Dean Best | 27 April 2007

Times are bittersweet right now for US confectionery giant Hershey.

The company has seen profits tumble in recent months after not investing enough behind its core products and not being fast enough to tap into growing demand Stateside for upmarket chocolate.

In response, Hershey has embarked on a streamlining programme that will axe 1,500 jobs and cut its production lines by a third, freeing up more cash, the company hopes, to breathe fresh life into its brands. What’s more, Hershey hopes that the launch late last year of premium chocolate like Cacao Reserve will start to pay off as we move through 2007.

Outside the US, Hershey has moved to catch up with rivals like Cadbury and Nestlé with partnerships in small, but potential high-growth markets like India and China. And now, Hershey has signed a deal with chocolate producer Barry Callebaut to team up on supply and innovation across the Americas.

Nevertheless, it seems that 2007 – and perhaps 2008 – will be a time of transition for the 107-year-old Hershey. Core brands like Reese’s have already received much needed investment in a bid to regain share from Hershey’s competitors. However, it will be months at least before Hershey reaps sustained benefits from that investment.

The deal with Barry Callebaut is vital for Hershey. Demand for standard chocolate in the US is stagnant and Hershey is pinning its hopes on the Barry Callebaut partnership to strengthen its position in the premium end of the market.

However, analysts are concerned that Hershey is at risk of being too dependent on its home market. The majority of Hershey’s business is in chocolate and its biggest market is the US, where despite growth in niche segments, there remains scepticism over the long-term growth of the chocolate category.

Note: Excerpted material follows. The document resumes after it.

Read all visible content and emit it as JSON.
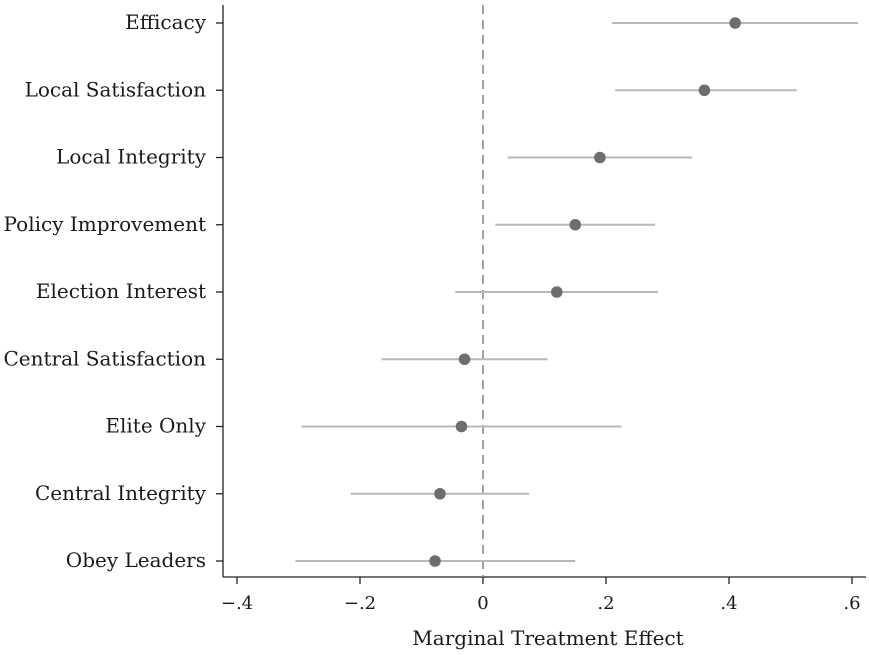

And despite Hershey’s investment into markets like China, India and Mexico, there remains a belief that the company is too reliant on the US. For its part, Hershey is keen to expand globally but it could be argued the company needs a “transformational” deal to really move forward. It will be a while before it enjoys earnings growth in China and India.

Hershey executives may remain tight-lipped on the issue but talk of a Hershey bid for Cadbury’s chocolate and gum business is not going away.